Ron racconta “Lucio!”: “Ho cercato di essere il più semplice, rispettoso e trasparente possibile” - VIDEO

Ron racconta “Lucio!”: “Ho cercato di essere il più semplice, rispettoso e trasparente possibile” - VIDEO

I primi di marzo: il periodo perfetto per pubblicare un disco tributo a Dalla. Il 2 marzo è il giorno dopo l’anniversario della sua scomparsa, nel 2012. Poi arriva il famoso 4 marzo, la data per eccellenza legata alla storia del cantautore bolognese. “Lucio!” di Ron esce oggi, 2 marzo, a quasi un mese dalla fine del Festival di Sanremo - è una pratica ormai consueta, quella di pubblicare album un po’ dopo, e non durante la settimana in riviera. Tanto più che il cantautore di Dorno, classe '53, è uscito dal Festival con il Premio della Critica in tasca, meritatissimo per “Almeno pensami”. Così la sala della SonyMusic, dove l'album è stato presentato alla stampa oggi, è strapiena.
L’ufficio stampa Riccardo Vitanza introduce prima facendo vedere un video in cui Ron, in teatro, dialoga con un Lucio virtuale; poi ricorda i bolognesi Bibi Ballandi e soprattutto Michele Mondella, recentemente scomparso: allo storico collaboratore di Dalla - suo responsabile della comunicazione e molto di più - Ron ha dedicato il disco.

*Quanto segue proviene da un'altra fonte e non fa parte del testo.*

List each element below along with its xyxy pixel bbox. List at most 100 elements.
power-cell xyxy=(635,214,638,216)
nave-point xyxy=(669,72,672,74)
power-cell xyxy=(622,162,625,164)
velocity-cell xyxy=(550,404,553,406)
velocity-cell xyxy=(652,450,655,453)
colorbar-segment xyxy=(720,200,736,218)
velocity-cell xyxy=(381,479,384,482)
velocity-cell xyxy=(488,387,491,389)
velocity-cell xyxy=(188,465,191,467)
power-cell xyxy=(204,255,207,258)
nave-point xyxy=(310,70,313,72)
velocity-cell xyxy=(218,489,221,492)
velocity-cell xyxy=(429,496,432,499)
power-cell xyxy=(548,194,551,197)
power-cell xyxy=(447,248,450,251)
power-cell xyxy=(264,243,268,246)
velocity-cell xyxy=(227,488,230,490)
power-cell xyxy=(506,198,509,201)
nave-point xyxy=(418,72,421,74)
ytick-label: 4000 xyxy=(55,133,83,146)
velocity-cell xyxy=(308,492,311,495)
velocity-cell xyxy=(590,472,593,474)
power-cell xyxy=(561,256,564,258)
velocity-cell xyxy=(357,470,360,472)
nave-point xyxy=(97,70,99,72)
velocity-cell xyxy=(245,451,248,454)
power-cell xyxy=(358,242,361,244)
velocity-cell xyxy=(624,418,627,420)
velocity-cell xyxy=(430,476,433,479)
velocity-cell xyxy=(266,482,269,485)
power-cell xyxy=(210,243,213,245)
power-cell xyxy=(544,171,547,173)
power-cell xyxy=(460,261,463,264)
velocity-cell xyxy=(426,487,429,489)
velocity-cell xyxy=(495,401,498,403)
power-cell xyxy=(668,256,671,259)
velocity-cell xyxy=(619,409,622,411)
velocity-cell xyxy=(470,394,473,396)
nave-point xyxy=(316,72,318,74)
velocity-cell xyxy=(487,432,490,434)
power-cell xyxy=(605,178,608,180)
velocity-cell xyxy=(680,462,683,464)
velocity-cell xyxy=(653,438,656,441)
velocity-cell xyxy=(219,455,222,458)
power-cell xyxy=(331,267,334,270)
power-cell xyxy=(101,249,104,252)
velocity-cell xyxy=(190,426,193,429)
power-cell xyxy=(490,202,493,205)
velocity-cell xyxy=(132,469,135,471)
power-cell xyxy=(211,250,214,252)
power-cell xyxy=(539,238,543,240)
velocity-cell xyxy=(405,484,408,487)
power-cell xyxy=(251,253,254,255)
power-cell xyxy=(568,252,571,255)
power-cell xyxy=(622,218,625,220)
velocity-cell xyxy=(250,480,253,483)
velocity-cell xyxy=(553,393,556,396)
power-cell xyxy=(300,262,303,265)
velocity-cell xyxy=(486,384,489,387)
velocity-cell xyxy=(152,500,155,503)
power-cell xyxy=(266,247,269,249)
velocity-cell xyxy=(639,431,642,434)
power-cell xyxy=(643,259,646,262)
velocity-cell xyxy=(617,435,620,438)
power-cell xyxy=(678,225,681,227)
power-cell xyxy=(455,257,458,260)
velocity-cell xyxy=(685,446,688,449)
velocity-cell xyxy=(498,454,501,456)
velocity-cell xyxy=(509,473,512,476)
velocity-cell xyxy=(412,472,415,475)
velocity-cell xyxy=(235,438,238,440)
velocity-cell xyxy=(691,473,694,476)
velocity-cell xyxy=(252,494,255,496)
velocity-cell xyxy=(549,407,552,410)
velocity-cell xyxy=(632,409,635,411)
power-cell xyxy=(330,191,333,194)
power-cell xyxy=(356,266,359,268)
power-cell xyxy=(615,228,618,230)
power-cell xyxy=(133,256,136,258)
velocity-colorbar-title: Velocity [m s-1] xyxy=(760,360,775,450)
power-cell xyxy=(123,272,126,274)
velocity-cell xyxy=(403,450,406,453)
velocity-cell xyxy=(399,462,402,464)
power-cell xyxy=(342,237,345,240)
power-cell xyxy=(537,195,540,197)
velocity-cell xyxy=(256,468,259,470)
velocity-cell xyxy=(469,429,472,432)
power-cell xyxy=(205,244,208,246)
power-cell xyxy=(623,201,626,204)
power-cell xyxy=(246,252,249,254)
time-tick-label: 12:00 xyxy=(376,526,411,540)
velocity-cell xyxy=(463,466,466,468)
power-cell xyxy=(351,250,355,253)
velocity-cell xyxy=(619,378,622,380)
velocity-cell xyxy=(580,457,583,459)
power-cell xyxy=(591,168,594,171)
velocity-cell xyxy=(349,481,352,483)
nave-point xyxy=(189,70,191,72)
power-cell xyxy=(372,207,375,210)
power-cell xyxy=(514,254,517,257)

Oltre ad  "Almeno pensami", in "Lucio!"  sono presente 11 canzoni, di cui tre firmate o cofirmate originariamente da Ron e interpretate da Dalla: “Chissà se lo sai” e “Piazza grande” (entrambi con la voce di Lucio) e “Attenti al lupo”. “Le canzoni in scaletta sono state scelte d’istinto: ho pensato, ho scritto una lista, ed erano quelle", racconta Ron. "Mi piace che la scaletta inizi con ‘Almeno pensami’, che è la sua ultima opera, e finisca con ‘Com’è profondo il mare’. E’ una storia lunga e complessa, la sua: ho cercato di rappresentarla. Ho scelto solo tre canzoni che ho firmato anche io perché non volevo fare un disco a metà.  Il progetto è Lucio: ho cercato di essere più semplice, rispettoso e trasparente possibile”.

“Come è profondo il mare” è stata riarrangiata in versione più rock, e lasciata alla voce di Dalla: “Al tempo ho curato io l’arrangiamento della versione originale", ricorda Ron. "Mentre lavoravo a questo progetto, ho risentito la voce isolata, era il primo testo che Lucio aveva scritto, e nella sua voce c’era una spinta che forse nella parte musicale, nel primo arrangiamento non c’era. Ho pensato che poteva avere un suono più sporco, da cantina, per questo ho messo le chitare. E’ una canzone di Lucio, non aveva senso che facessi un controcanto”. 
Quanto al rapporto con chi gestisce materialmente l’eredità di Dalla, Ron dice: “devo solo ringraziare gli eredi: se non fosse stato per loro, questa canzone non sarebbe venuta a galla. Mi auguro che ci sia ancora altro materiale e che gli eredi possano trovarlo: Lucio era un po’ distratto nell’organizzazione". Poi ricorda: ";i vengono mille in mente mille cose e mille aneddoti su di lui. Per esempio mi ricordo che lo sentii durante il Sanremo del 2012, dove andò umilmente come direttore d'orchestra per Pierdavide Carone. Si sentiva fuori posto, era triste, ma per fortuna c'era con lui Michele Mondella che lo tirava su. O che al mio primo incontro con lui andai con mio padre, per un provino. Lucio arrivò ingessato, aveva avuto un incidente, e io non lo riconobbi: 'ma è lei'? gli dissi". 

Il disco è prodotto da Maurizio Parafioriti, registrato in presa diretta e inciso con Elio Rivagli (batteria), Roberto Gallinelli (basso), Giuseppe Barbera (pianoforte). Lo spettacolo avrà 18-20 canzoni, tutte di Dalla e avrà dei contributi video: "Sarà un spettacolo teatrale, scriverò anche quello che devo dire: Lucio va raccontato, oltre che cantato", spiega Ron. Appuntamento il 6 e 7 maggio a Milano e Roma, rispettivamente al Teatro Dal Verme e all'Auditorium Parco della Musica.